Gluten addiction? Yeppers. I read a book called Wheat Belly by William Davis, MD, that explained how it’s the way that we have genetically manipulated the grain that gives us the reaction, from a person’s bodily revulsion of gluten to an actual dependence on it, and I pondered that I may exhibit all the signs of addiction to gluten products (and possibly to yeast as well). On a daily basis, I want bread, pasta, cereal, cake; I prefer beer to wine, cookies to ice cream, malted milk to ice cream sodas. I adore thickened soups and sauces and lick my lips at a fragrant roux in gumbo. I crave couscous, flour tortillas, crackers, barley, brewer’s yeast, donuts, beignets, stuffing of all kinds, breaded and fried anything, and pastries in general. I judge a sandwich by the bread, a pie by its crust, a hot dog by its bun.
Naturally, for this exercise, I took the most immature tack: I substituted non-gluten “alternative” products that imitate gluten products instead of just religiously not eating gluten, but … I had to start somewhere. I also eased myself into this thing by eliminating wheat first, just until I got the hang of it, and then eliminated the world of foods that still have gluten in them. Of course, I dragged Debbie into this experiment; misery can and will accept all the company it can get. Non-gluten bread, pasta, and pastries (waffles) are a no-brainer, and whatever I can’t purchase outright I can make. Mostly make, because if you think that vegans have a hard time eating out or buying prepared foods, being gluten-intolerant with a fistful of dollars to spend will get you precious little on the open market. And when you do find gluten-free products, either they are so mundane that they’ll drive you to distraction, or they taste like caca; plus, they are more expensive than their glutinous counterparts.
Eating as a gluten-free vegetarian or vegan?
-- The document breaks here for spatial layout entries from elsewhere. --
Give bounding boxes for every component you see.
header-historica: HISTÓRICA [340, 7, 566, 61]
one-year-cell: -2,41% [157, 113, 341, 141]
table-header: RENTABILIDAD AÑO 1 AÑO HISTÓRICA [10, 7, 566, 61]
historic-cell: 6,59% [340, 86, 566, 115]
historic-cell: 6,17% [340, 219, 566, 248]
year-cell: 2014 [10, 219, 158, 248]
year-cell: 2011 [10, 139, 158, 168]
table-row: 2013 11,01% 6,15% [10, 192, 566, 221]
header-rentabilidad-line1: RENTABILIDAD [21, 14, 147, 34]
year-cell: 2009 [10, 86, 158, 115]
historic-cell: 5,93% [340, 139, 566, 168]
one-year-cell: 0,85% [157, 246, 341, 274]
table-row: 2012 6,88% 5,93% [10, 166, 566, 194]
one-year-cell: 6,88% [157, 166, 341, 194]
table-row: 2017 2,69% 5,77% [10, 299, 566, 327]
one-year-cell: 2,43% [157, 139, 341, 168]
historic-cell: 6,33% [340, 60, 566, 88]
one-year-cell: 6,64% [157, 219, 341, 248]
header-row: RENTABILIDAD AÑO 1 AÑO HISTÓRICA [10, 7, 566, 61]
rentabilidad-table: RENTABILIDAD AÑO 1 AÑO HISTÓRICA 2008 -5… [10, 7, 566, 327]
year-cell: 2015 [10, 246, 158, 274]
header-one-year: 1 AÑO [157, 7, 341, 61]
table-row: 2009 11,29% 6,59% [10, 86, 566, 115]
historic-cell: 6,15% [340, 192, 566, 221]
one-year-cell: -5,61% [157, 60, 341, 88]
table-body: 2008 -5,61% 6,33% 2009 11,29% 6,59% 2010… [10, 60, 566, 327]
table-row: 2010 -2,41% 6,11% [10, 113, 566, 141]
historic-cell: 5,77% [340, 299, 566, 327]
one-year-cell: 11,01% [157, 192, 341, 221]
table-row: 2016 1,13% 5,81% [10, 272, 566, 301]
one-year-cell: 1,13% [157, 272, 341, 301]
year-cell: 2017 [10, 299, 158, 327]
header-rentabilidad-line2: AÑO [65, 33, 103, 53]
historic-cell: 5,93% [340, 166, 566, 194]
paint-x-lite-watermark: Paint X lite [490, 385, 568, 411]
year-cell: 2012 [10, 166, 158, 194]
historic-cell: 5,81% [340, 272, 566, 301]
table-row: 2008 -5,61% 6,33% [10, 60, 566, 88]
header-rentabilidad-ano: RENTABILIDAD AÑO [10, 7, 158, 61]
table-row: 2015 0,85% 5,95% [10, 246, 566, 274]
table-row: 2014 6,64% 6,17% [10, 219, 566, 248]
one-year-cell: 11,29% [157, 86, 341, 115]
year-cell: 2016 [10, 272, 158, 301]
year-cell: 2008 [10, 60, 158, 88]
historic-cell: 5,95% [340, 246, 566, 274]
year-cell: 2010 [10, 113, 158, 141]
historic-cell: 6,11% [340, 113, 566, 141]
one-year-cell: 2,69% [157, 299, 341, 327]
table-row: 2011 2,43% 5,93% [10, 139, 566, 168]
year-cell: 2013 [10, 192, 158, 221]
Quit your day job because it will take your entire waking hours not to starve to death, hunched over, muttering to yourself on the side of the road while munching dandelion weeds and thistles.
Some say that there are a lot of non-gluten foods already out there, and basically, it’s only a matter of eating what you normally eat and just eliminating the gluten stuff (e.g. meatballs and spaghetti: use a different binder for the meatballs and sub non-gluten spaghetti, which tastes nothing like pasta). You could opt for a Mexican diet of rice, beans, corn tortillas, carne asada; Asian dishes that use rice and rice noodles; or, avail yourself to the myriad of products that now proclaim their non-gluten status: Cheerios, potato chips, canned vegetables, wine, salmon, or broccoli. I even just bought a liquid dish soap that proclaims itself “Non-Gluten” (go figure).
Basically, I can eat non-gluten all I want; however, if I carry my gluten heart to the dinner table, I will never be satisfied, let alone satiated, with what I’m eating. It’s a whole new mindset. It is healthier, and it’s also healthier if you watch your cholesterol, saturated fats, and sodium intake and get plenty of exercise, cook at home, and drink distilled hooch, but who (aside from the “drinking hooch” part) does that? Eating out takes being ready to give the waiter the third degree and to wind up with boiled vegetables and a baked potato; other people will not share their dinners with you, and they want none of what you’re having. You will continuously be explaining your “affliction.”
Many food companies are currently getting on board now that they’ve realized that gluten intolerance is not a fad and that market shares are to be had by getting out ahead of the pack. As it stands now, at a ball game, your once frank (hot dog) and stein (beer) is now replaced with your only being able to have, with certainty, the yellow mustard on the back of your hand, as paper napkins may contain traces of gluten. Even some toilet tissues are suspect (I kid you not).
For sure there are a number of GF cookery books, but sadly, most focus on desserts. What we need are books that tell us how to put GF meals together, some pretty pictures, and 101 ways to make quinoa and millet not taste like birdseed.
At the close of two weeks, I can tell you: I can’t do it! I’m addicted to gluten, and I LIKE IT! Gluten-intolerants, I salute you; yours is a hard (buckwheat) row to hoe. Good luck.